'La proroga della didattica a distanza per le scuole superiori ha ormai ampiamente superato il perimetro dell'emergenza, sconfinando in una nuova “normalità” che è inaccettabile. Per questo riteniamo improrogabile la permanenza di questa situazione. Siamo ormai prossimi al primo anniversario della pandemia da Covid 19 e quindi il tempo non è mancato per organizzare e garantire, pur se in forme e con modalità diverse, la “didattica in presenza”. Quello che è mancato e continua a mancare è la volontà'.

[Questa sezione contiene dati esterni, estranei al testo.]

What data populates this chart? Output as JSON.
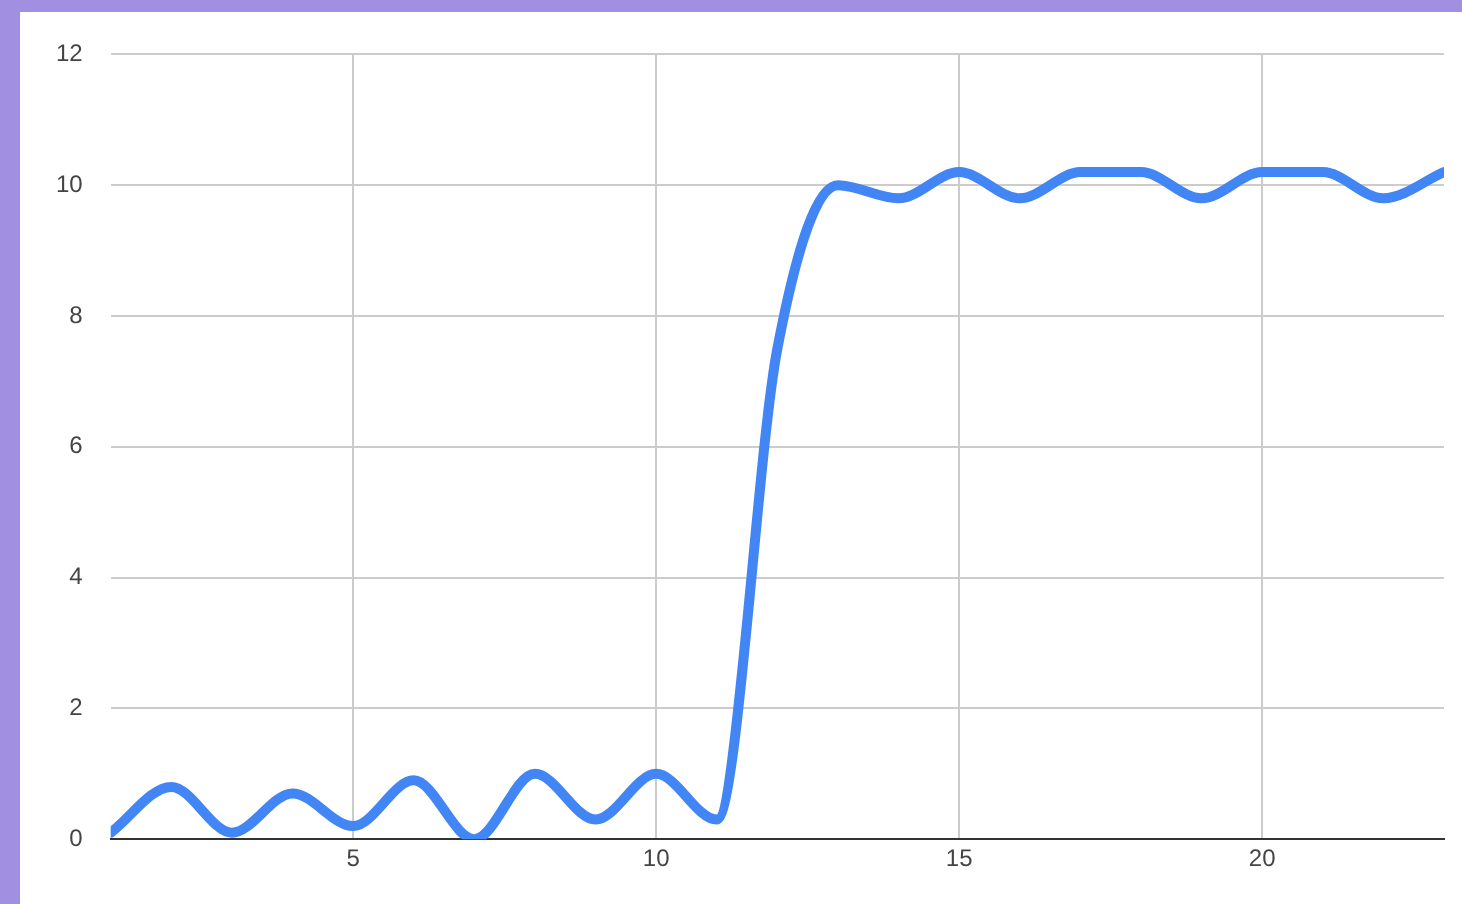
{
  "chart_data": {
    "type": "line",
    "x": [
      1,
      2,
      3,
      4,
      5,
      6,
      7,
      8,
      9,
      10,
      11,
      12,
      13,
      14,
      15,
      16,
      17,
      18,
      19,
      20,
      21,
      22,
      23
    ],
    "series": [
      {
        "color": "#4285f4",
        "values": [
          0.1,
          0.8,
          0.1,
          0.7,
          0.2,
          0.9,
          0.0,
          1.0,
          0.3,
          1.0,
          0.3,
          7.5,
          10.0,
          9.8,
          10.2,
          9.8,
          10.2,
          10.2,
          9.8,
          10.2,
          10.2,
          9.8,
          10.2
        ]
      }
    ],
    "xlim": [
      1,
      23
    ],
    "xticks": [
      5,
      10,
      15,
      20
    ],
    "ylim": [
      0,
      12
    ],
    "yticks": [
      0,
      2,
      4,
      6,
      8,
      10,
      12
    ],
    "grid": true,
    "legend": false,
    "marker": "none",
    "line_style": "solid"
  }
}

Così la Cgil Emilia Romagna interviene sulle mobilitazioni in atto anche a Modena (qui l'articolo) per chiedere la riapertura delle scuole superiori.
'Ci si è organizzati praticamente ovunque: nei luoghi di lavoro sia pubblici che privati, nell'erogazione di servizi pubblici e privati e sono stati sottoscritti e condivisi protocolli, sistemi di screening e tracciamento. Tutto ciò evidentemente non è sufficiente a garantire, invece, la riapertura “in presenza” delle scuole superiori. Il che ci dice una cosa molto banale: la Dad è la via più breve e facile, perché consente di non affrontare i problemi che la scuola ha da anni, edilizia scolastica, classi pollaio, assunzioni, formazione. Così, mentre i luoghi della produzione e del consumo sono aperti, una parte significativa dei luoghi della cultura e dell'istruzione permangono chiusi - continua la Cgil -.
'La scuola è la priorità, e deve tornare ad essere un luogo aperto, nel rispetto ovviamente delle regole, dei protocolli e della sicurezza per tutti quelli che la mandano avanti, studenti e lavoratori.